There is an Armalite AR-10 for sale that i want to buy the owner says make an offer

Gun
leopuld Mark four CQT scope 
300 rounds of ammo (possible ball)
bipod
lockable case

how much should i offer.


----------



## Cleankill47 (Jan 19, 2006)

I think he'll be looking for about $1500-$1800 with that setup, minimum....

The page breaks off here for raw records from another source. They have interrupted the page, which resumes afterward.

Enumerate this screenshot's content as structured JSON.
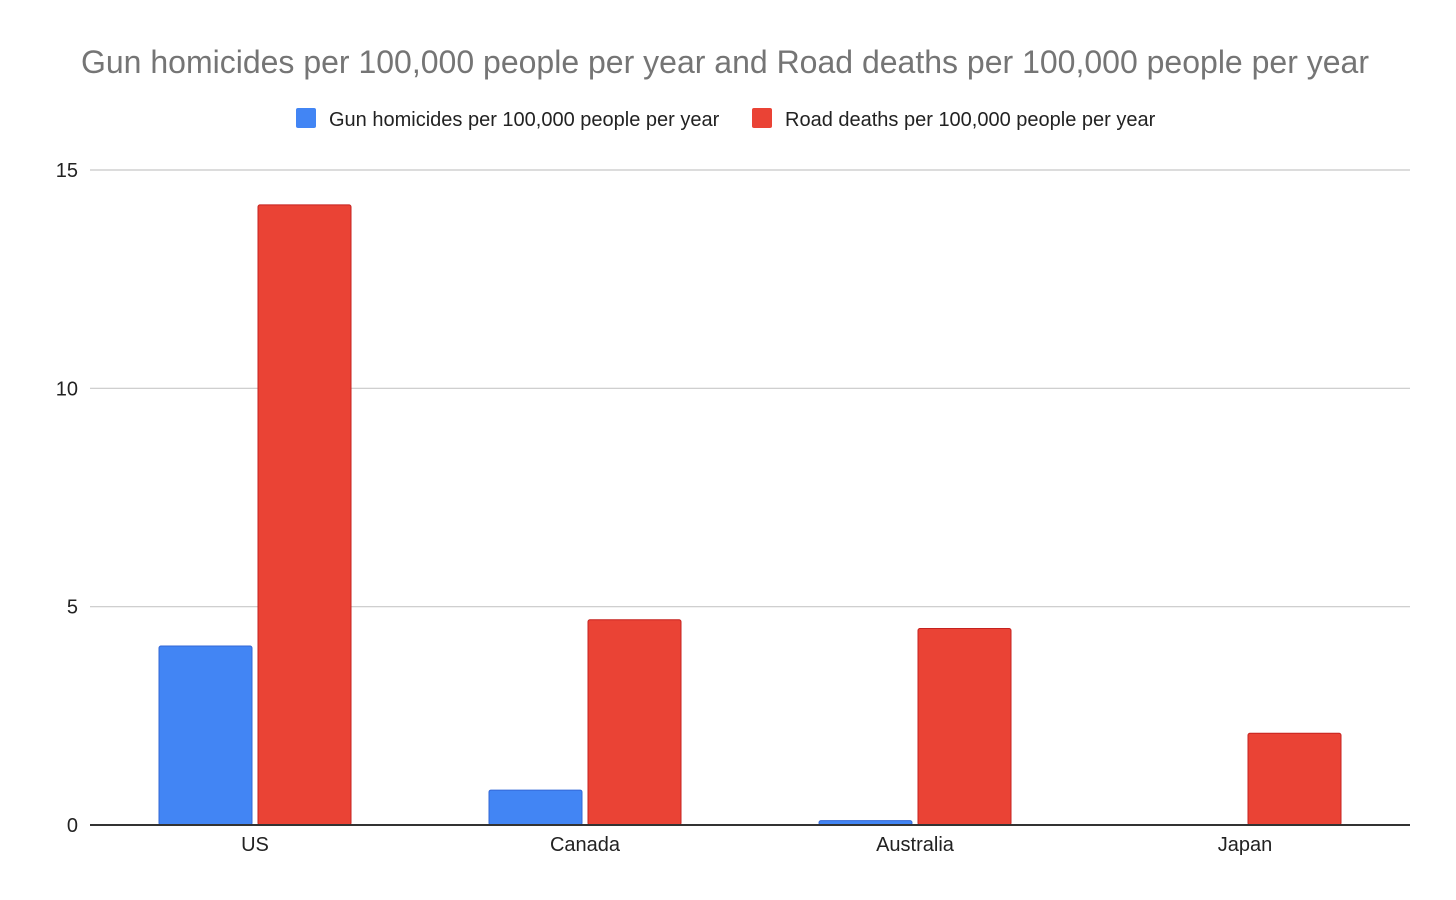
{
  "chart_data": {
    "type": "bar",
    "title": "Gun homicides per 100,000 people per year and Road deaths per 100,000 people per year",
    "xlabel": "",
    "ylabel": "",
    "categories": [
      "US",
      "Canada",
      "Australia",
      "Japan"
    ],
    "series": [
      {
        "name": "Gun homicides per 100,000 people per year",
        "color": "#4285F4",
        "border": "#3367D6",
        "values": [
          4.1,
          0.8,
          0.1,
          0.0
        ]
      },
      {
        "name": "Road deaths per 100,000 people per year",
        "color": "#EA4335",
        "border": "#C5221F",
        "values": [
          14.2,
          4.7,
          4.5,
          2.1
        ]
      }
    ],
    "ylim": [
      0,
      15
    ],
    "yticks": [
      0,
      5,
      10,
      15
    ],
    "grid": true,
    "legend": "top"
  }
}
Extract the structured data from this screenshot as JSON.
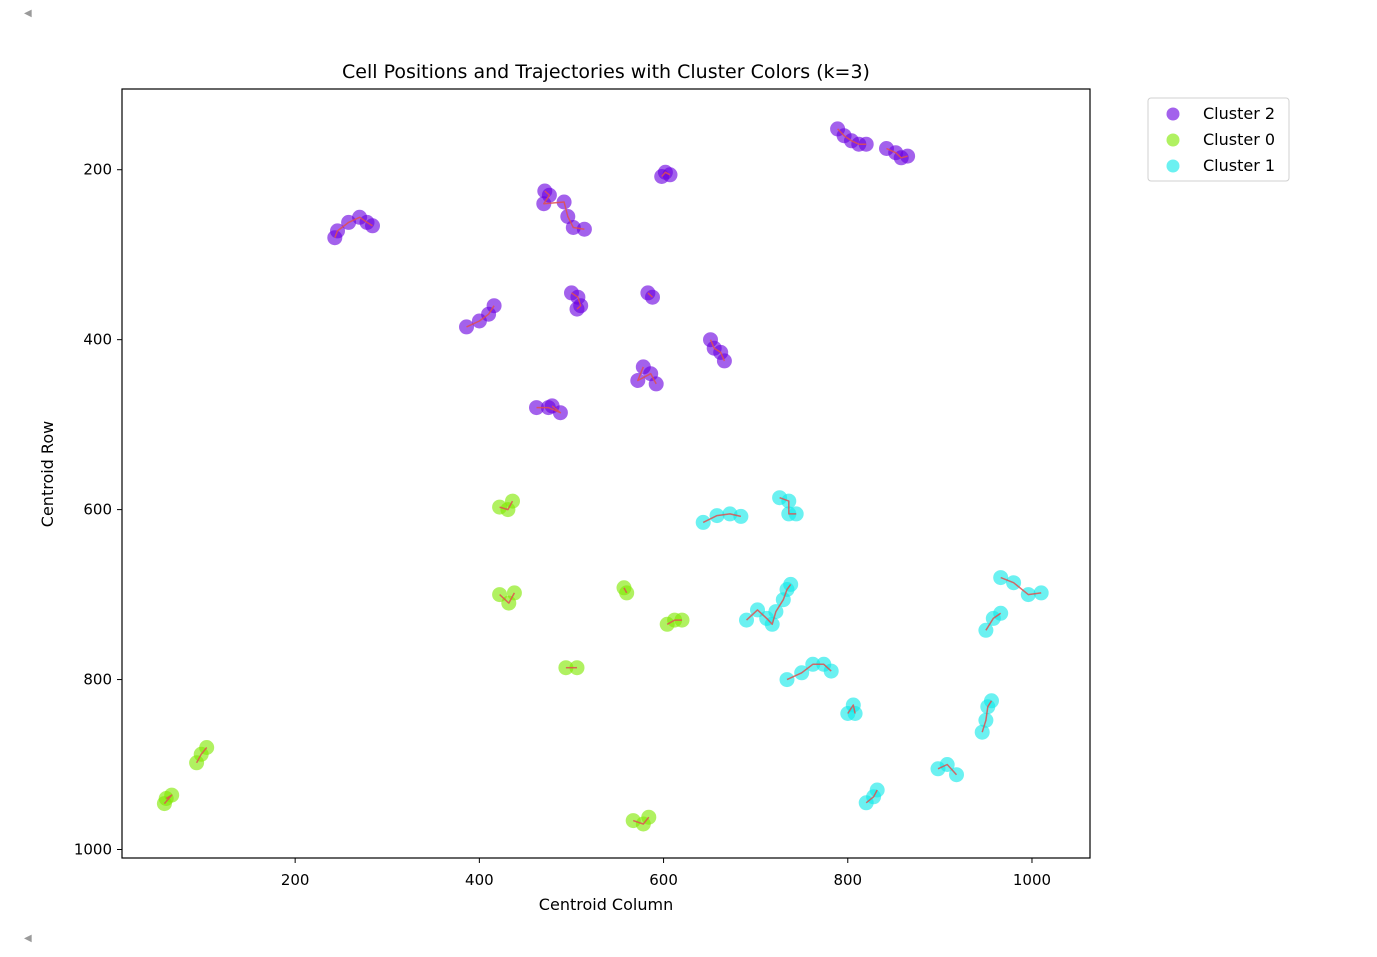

Ask him a range of prices.... Who knows, he might let it go for $500, but I doubt it....

:sniper:


----------



## kdog70 (Sep 1, 2008)

I got it!!!

finally took it out shooting. started at 50 yards and put 5 shots under a quarter. tried again and put a flier out but other 4 real tight went to 100 and all 5 shots were touching great shooting for military ammo and ****ty conditions.


----------



## Starky (Mar 15, 2006)

How much did you get it for. Congrats on a great gun.


----------



## kdog70 (Sep 1, 2008)

I got it cheap..........for a ball park i paid sub 1000 for it all. Took it to the range and 5 shots groups i can get all bullets to touch out to 100 with FMJ ammo.


----------



## JeffinPA (Feb 17, 2008)

Shoot me a PM when you get tired of it


----------